Kidney donor Cathie Hitchcock and recipient Mark McIntosh. Photo courtesy of Jane Dvorak
Kidney donor Cathie Hitchcock and recipient Mark McIntosh. Photo courtesy of Jane Dvorak

Meanwhile, about 100 miles south of Denver in Pueblo West, Cathie Hitchcock, a 68-year-old former dog groomer and school bus driver, was waiting to learn if she could save the life of her husband, Kirk, whose kidneys were failing due to an autoimmune disease. Their blood types didn’t match, so she couldn’t help Kirk. Two of his siblings offered to donate theirs, but other health problems disqualified them. That’s when a doctor explained the concept of a kidney voucher: Cathie could donate to a stranger in need and receive a “golden ticket” to shorten Kirk’s wait time in return. She said yes right away. 

Getting approved took a full year—donors must undergo extensive health testing, plus Cathie had to lose about 25 pounds to qualify. But she dutifully completed every requirement, and on June 12, 2024, she underwent surgery at AdventHealth Porter in southeast Denver.

As she woke up in her hospital bed, Cathie knew nothing about the person her kidney was being stitched into in an adjacent operating room. Strict privacy regulations keep it that way unless both donor and recipient decide to get in touch later. But she learned McIntosh’s identity through a chance encounter: A film crew was in the waiting room, ready to capture footage of his recovery, and Cathie’s sister, waiting in that same room, overheard something about a transplant and went over to chat. She relayed the news to Cathie, who immediately recognized the name Mark McIntosh. “I know him,” she remembers saying. “I watched him on TV all the time.” A lifelong University of Colorado Boulder football fan, Cathie had often tuned in to McIntosh’s broadcasts. 

Both agreed to meet as soon as they could, and on September 26, 2024, at a restaurant in Lone Tree, they tearfully embraced. “I’ll never forget that hug,” says McIntosh. “Just to realize that a part of her body is in me, that she has given me new life…” He trails off. “Cathie is my angel.”

Thanks in part to Cathie’s voucher, Kirk received his new kidney earlier this month. He’s recovering well, and McIntosh and Cathie are both in good health, too. 

This week, they’ll join 12,000 other organ donors, recipients, and advocates at the Transplant Games of America (June 18–23) at the Auraria Campus in Denver. The nonprofit event aims to raise awareness for organ donation and celebrate the gift of life. Organizers also hope to break the Guinness World Record for most donor-recipient pairs together at a time (965 such people gathered in Israel earlier this year). Athletes at the games, who travel from all 50 states and a handful of other countries, will participate in more than 20 sports, from ballroom dancing to poker playing. Cathie plans to compete in the pickleball tournament, and McIntosh, who chairs the games’ host committee, will be golfing. 
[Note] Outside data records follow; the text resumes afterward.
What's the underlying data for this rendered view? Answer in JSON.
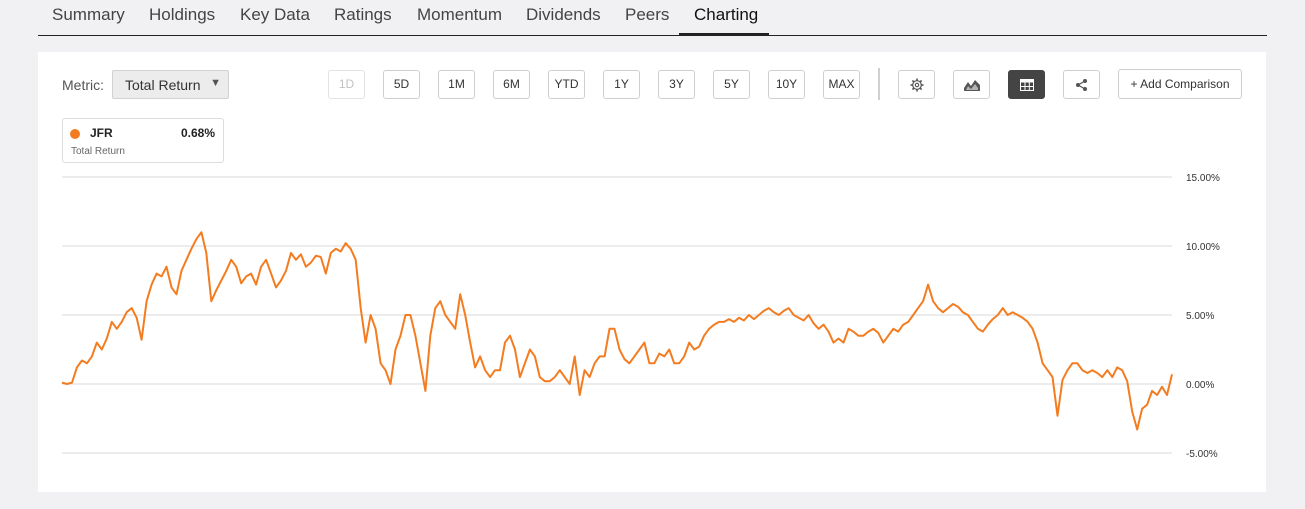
{
  "tabs": [
    {
      "label": "Summary",
      "active": false
    },
    {
      "label": "Holdings",
      "active": false
    },
    {
      "label": "Key Data",
      "active": false
    },
    {
      "label": "Ratings",
      "active": false
    },
    {
      "label": "Momentum",
      "active": false
    },
    {
      "label": "Dividends",
      "active": false
    },
    {
      "label": "Peers",
      "active": false
    },
    {
      "label": "Charting",
      "active": true
    }
  ],
  "toolbar": {
    "metric_label": "Metric:",
    "metric_value": "Total Return",
    "ranges": [
      {
        "label": "1D",
        "disabled": true
      },
      {
        "label": "5D",
        "disabled": false
      },
      {
        "label": "1M",
        "disabled": false
      },
      {
        "label": "6M",
        "disabled": false
      },
      {
        "label": "YTD",
        "disabled": false
      },
      {
        "label": "1Y",
        "disabled": false
      },
      {
        "label": "3Y",
        "disabled": false
      },
      {
        "label": "5Y",
        "disabled": false
      },
      {
        "label": "10Y",
        "disabled": false
      },
      {
        "label": "MAX",
        "disabled": false
      }
    ],
    "icons": [
      "gear-icon",
      "mountain-chart-icon",
      "table-icon",
      "share-icon"
    ],
    "active_icon": "table-icon",
    "add_comparison_label": "+ Add Comparison"
  },
  "legend": {
    "ticker": "JFR",
    "value": "0.68%",
    "metric": "Total Return",
    "color": "#f47c20"
  },
  "chart_data": {
    "type": "line",
    "title": "",
    "xlabel": "",
    "ylabel": "",
    "ylim": [
      -5,
      15
    ],
    "yticks": [
      15,
      10,
      5,
      0,
      -5
    ],
    "ytick_labels": [
      "15.00%",
      "10.00%",
      "5.00%",
      "0.00%",
      "-5.00%"
    ],
    "grid": true,
    "series": [
      {
        "name": "JFR",
        "color": "#f47c20",
        "values": [
          0.1,
          0.0,
          0.1,
          1.2,
          1.7,
          1.5,
          2.0,
          3.0,
          2.5,
          3.3,
          4.5,
          4.0,
          4.5,
          5.2,
          5.5,
          4.8,
          3.2,
          6.0,
          7.2,
          8.0,
          7.8,
          8.5,
          7.0,
          6.5,
          8.2,
          9.0,
          9.8,
          10.5,
          11.0,
          9.5,
          6.0,
          6.8,
          7.5,
          8.2,
          9.0,
          8.5,
          7.3,
          7.8,
          8.0,
          7.2,
          8.5,
          9.0,
          8.0,
          7.0,
          7.5,
          8.2,
          9.5,
          9.0,
          9.4,
          8.5,
          8.8,
          9.3,
          9.2,
          8.0,
          9.5,
          9.8,
          9.6,
          10.2,
          9.8,
          9.0,
          5.5,
          3.0,
          5.0,
          4.0,
          1.5,
          1.0,
          0.0,
          2.5,
          3.5,
          5.0,
          5.0,
          3.5,
          1.5,
          -0.5,
          3.5,
          5.5,
          6.0,
          5.0,
          4.5,
          4.0,
          6.5,
          5.0,
          3.0,
          1.2,
          2.0,
          1.0,
          0.5,
          1.0,
          1.0,
          3.0,
          3.5,
          2.5,
          0.5,
          1.5,
          2.5,
          2.0,
          0.5,
          0.2,
          0.2,
          0.5,
          1.0,
          0.5,
          0.0,
          2.0,
          -0.8,
          1.0,
          0.5,
          1.5,
          2.0,
          2.0,
          4.0,
          4.0,
          2.5,
          1.8,
          1.5,
          2.0,
          2.5,
          3.0,
          1.5,
          1.5,
          2.2,
          2.0,
          2.5,
          1.5,
          1.5,
          2.0,
          3.0,
          2.5,
          2.7,
          3.5,
          4.0,
          4.3,
          4.5,
          4.5,
          4.7,
          4.5,
          4.8,
          4.6,
          5.0,
          4.7,
          5.0,
          5.3,
          5.5,
          5.2,
          5.0,
          5.3,
          5.5,
          5.0,
          4.8,
          4.6,
          5.0,
          4.4,
          4.0,
          4.3,
          3.8,
          3.0,
          3.3,
          3.0,
          4.0,
          3.8,
          3.5,
          3.5,
          3.8,
          4.0,
          3.7,
          3.0,
          3.5,
          4.0,
          3.8,
          4.3,
          4.5,
          5.0,
          5.5,
          6.0,
          7.2,
          6.0,
          5.5,
          5.2,
          5.5,
          5.8,
          5.6,
          5.2,
          5.0,
          4.5,
          4.0,
          3.8,
          4.3,
          4.7,
          5.0,
          5.5,
          5.0,
          5.2,
          5.0,
          4.8,
          4.5,
          4.0,
          3.0,
          1.5,
          1.0,
          0.5,
          -2.3,
          0.3,
          1.0,
          1.5,
          1.5,
          1.0,
          0.8,
          1.0,
          0.8,
          0.5,
          1.0,
          0.5,
          1.2,
          1.0,
          0.2,
          -2.0,
          -3.3,
          -1.8,
          -1.5,
          -0.5,
          -0.8,
          -0.2,
          -0.8,
          0.7
        ]
      }
    ]
  }
}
True to his promise, McIntosh has devoted considerable energy to advocacy, having launched a traveling nonprofit program called Drive for Five. “Our goal is to try to recruit 5,000 organ donors and save 5,000 lives,” he says. At least two more Coloradans have already donated their kidneys as a result of McIntosh’s advocacy: Dianne Chorny and John Sweeney. McIntosh, who has a fondness for catchphrases, is forever encouraging those he meets to “share your spare” or a “sliver of your liver” (living liver donation, though less common, is also possible: Donors give half their liver, and the organ grows back and resumes full function within eight weeks). 

One of the best parts of his recovery, McIntosh says, has been joining a “transplant tribe” of other Coloradans whose lives were changed by donation. “At the Transplant Games, when you look around and see there’s 50 other recipient and donor pairs in the room, it’s pretty amazing,” he says. He and Cathie are now friends for life. They’re looking forward to hanging out together at the Games—and they text each other after every Buffs football game.